Poland Pushes Coal on Europe as Putin Wields Gas WeaponLadka Bauerova
Polish Prime Minister Donald Tusk says the country’s giant coal fields should become a cornerstone in Europe’s defense against a newly aggressive Russia.
Because the fossil fuel supplies 90 percent of Poland’s power it has less need of Russian natural gas than other Eastern European nations, burning half as much per capita as the neighboring Czech Republic, for example. As politicians wrestle with how to respond to the crisis in Ukraine, Tusk argues Europe needs to “rehabilitate” coal’s dirty image and use it to break Russia’s grip on energy supply.
“In the context of the Russian-Ukrainian conflict, the overriding objective is to lessen the dependence on Russia,” said Mujtaba Rahman, an analyst at Eurasia Group in London. “Climate objectives will be absolutely secondary to that.”
Coal, a cheaper source of power than gas, nuclear, wind or solar at today’s prices, is already a key part of Poland’s economy, keeping factories competitive and guaranteeing hundreds of thousands of manufacturing jobs. It’s even a tourist attraction.
At Belchatow in central Poland, where Europe’s largest mine produces more than twice as much coal as the whole of the U.K., visitors stand on an observation platform looking into a 310 meter-deep pit that supplies the giant power station visible on the horizon. On a recent April afternoon, the entire junior Polish national soccer team arrived for a look.
Poland burns over 50 million tons of coal a year, more than any European nation other than Germany, while having the lowest reliance on natural gas among the EU’s 10 largest economies, according to International Energy Agency data. That’s a popular position in a nation where Soviet troops were stationed for four decades until the early 1990s.
“Poland should definitely continue using its coal to benefit from its own resources rather than increase the country’s dependency on external energy supplies,” said Lukasz Chodkowski, 33, a Warsaw resident who works as a project co-ordinator in the capital city.
That doesn’t mean Poland is completely independent of Russia. While less vulnerable than some of its neighbors, it remains a gas importer and any disruption in supply would raise energy costs by forcing it to seek more expensive imports from elsewhere.
President Vladimir Putin said last week that unless Ukraine pays for gas it’s already bought, Russia may have to stop shipments, threatening supplies across Europe. OAO Gazprom, Russia’s gas export monopoly, said today Ukraine owes an additional $11.4 billion for shipments already received.
“We want the whole of Europe to acknowledge coal as a legitimate energy source,” Prime Minister Tusk said on TV on March 29. “Poland has been consistently proving that it can guarantee energy security.”
Tusk’s office didn’t respond to an e-mail comment seeking further comments.
In boosting coal, Poland has the backing of other post-Communist EU members such as the Czech Republic and Slovakia, which also have large deposits and a high concentration of heavy industry that depends on the fuel.

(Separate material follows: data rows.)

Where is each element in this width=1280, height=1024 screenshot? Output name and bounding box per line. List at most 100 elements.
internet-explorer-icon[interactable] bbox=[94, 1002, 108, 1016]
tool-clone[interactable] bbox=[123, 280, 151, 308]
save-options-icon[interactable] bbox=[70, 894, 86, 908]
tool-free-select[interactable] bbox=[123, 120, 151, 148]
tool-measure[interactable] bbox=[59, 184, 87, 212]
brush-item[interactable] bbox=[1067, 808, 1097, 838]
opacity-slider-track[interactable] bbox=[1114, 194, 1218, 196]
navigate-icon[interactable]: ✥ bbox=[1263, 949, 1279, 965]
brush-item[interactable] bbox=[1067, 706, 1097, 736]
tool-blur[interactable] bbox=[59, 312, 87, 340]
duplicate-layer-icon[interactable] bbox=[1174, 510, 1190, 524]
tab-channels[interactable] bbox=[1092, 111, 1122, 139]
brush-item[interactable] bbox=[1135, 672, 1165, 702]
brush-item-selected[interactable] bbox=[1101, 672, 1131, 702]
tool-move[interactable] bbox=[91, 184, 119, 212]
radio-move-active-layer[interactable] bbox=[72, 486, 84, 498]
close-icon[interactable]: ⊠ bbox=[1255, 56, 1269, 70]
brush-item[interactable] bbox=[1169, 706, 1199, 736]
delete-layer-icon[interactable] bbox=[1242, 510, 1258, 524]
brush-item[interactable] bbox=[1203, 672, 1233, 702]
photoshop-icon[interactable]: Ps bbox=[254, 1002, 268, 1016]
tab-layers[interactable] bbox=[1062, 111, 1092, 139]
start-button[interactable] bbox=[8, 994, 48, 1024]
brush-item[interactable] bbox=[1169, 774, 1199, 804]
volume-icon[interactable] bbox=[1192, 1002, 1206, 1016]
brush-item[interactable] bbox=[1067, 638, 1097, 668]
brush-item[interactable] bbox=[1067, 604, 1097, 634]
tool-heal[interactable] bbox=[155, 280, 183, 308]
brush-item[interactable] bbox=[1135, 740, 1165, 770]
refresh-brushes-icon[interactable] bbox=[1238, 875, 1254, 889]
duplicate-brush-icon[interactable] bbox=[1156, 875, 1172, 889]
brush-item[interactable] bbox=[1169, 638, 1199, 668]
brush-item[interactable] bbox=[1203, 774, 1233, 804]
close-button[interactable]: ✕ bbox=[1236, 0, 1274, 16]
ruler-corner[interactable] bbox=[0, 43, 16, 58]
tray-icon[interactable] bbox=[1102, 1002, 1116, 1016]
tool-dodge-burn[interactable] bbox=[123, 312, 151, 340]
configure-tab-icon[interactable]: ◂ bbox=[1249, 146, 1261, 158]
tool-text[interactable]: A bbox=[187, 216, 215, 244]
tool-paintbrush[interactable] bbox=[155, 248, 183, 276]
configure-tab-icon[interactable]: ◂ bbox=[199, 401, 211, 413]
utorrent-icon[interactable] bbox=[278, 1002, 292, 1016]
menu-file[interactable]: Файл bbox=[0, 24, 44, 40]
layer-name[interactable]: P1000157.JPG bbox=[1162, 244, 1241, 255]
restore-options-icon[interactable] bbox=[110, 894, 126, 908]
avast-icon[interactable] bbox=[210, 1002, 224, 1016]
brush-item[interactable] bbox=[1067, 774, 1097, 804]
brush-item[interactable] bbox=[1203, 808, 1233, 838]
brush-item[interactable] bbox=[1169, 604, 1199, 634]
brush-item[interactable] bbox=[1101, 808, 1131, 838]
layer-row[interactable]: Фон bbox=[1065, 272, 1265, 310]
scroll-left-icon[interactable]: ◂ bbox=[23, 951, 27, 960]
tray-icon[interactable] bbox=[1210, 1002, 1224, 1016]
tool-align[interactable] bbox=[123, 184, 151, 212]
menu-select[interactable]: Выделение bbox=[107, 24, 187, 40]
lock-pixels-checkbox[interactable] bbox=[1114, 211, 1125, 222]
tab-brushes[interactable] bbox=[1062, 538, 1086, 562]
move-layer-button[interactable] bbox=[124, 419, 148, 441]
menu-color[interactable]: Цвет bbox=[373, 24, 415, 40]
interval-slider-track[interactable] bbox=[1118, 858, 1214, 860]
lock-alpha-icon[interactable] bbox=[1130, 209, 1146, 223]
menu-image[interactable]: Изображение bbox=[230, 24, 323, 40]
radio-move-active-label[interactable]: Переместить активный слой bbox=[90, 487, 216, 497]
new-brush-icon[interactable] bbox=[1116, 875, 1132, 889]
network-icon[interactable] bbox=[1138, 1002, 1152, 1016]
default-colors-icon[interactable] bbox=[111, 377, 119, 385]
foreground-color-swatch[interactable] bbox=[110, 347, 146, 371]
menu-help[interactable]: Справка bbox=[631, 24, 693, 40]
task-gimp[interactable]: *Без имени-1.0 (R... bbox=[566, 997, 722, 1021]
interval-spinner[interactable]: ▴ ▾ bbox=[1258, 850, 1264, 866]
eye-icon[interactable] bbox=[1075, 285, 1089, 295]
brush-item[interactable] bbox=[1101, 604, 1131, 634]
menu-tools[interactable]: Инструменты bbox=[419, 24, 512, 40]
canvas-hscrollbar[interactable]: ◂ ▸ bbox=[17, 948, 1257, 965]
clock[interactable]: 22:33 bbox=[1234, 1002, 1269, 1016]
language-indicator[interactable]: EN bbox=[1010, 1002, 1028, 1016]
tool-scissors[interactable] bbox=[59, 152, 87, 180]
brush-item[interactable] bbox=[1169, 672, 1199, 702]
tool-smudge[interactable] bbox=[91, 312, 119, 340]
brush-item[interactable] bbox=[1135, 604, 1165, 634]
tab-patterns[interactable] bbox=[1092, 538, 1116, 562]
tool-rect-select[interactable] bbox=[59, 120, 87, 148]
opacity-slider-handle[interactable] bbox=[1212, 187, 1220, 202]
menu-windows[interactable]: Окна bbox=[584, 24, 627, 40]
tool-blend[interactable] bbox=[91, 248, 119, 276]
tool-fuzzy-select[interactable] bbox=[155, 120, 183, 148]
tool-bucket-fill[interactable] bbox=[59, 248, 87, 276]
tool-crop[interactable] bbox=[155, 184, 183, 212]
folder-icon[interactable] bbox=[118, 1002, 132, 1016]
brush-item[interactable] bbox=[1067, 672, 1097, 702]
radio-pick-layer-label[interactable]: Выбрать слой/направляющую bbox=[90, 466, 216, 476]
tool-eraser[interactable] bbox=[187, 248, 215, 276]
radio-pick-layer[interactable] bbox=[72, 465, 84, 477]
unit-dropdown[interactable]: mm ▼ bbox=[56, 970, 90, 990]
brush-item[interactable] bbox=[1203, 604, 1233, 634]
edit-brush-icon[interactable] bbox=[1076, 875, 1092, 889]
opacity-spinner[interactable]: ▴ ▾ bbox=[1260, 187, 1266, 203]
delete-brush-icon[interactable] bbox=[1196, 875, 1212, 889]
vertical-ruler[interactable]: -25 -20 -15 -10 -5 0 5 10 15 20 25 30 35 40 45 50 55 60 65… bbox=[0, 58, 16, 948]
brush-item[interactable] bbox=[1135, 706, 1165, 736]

“Poland’s industry relies on lower energy costs to remain competitive,” said Pawel Swieboda, president of the Warsaw-based Center for European Strategy. “It’s our main strength.”
Polish industry paid 23 percent less for power than competitors in Germany in 2012 and 21 percent less than in the Czech Republic, according to data compiled by the U.K. government.
Government support for coal in eastern Europe has prevented the EU from coming up with a unified strategy to meet its climate goals. The 28-nation bloc failed to reach a consensus on climate and energy strategy for 2030 in March and postponed the decision on emissions targets until the end of the year.
Even Germany, which is driving the continent’s switch to clean energy, has found it hard to give up on coal. Utilities like RWE AG are turning back to the fuel as the most economical commodity for power production. The combination of record-low electricity prices, generation overcapacity and low prices of carbon credits have made coal more profitable than gas.
In Poland, the coal industry is a sensitive topic for the government because it provides jobs for over 100,000 people. About a fifth of Belchatow’s wage-earning population works in the mine, according to Iwona Paziak, a spokeswoman for Poland’s largest utility, state-controlled PGE SA, which operates the Belchatow mine and power plant.
Poland has made an effort to diversify its energy industry: the country’s wind-power capacity almost doubled in the last two years. But the government is preparing a new law on renewables that will cut subsidies for new projects in order to protect the economy and taxpayers, Prime Minister Tusk said.
To limit carbon-dioxide emissions, Polish government plans instead to build at least 1,000 megawatts of nuclear capacity in the next 10 years and have as much as 6,000 megawatts by 2035, it said in January. That, again, is pitting it against Germany, which decided to shutter all 17 of its nuclear power stations by 2022.
The trouble is nuclear construction presents a huge expense the government can hardly afford, especially as the power prices hover near record low. Coal therefore remains the country’s most affordable source of energy that also provides relative independence from Russia.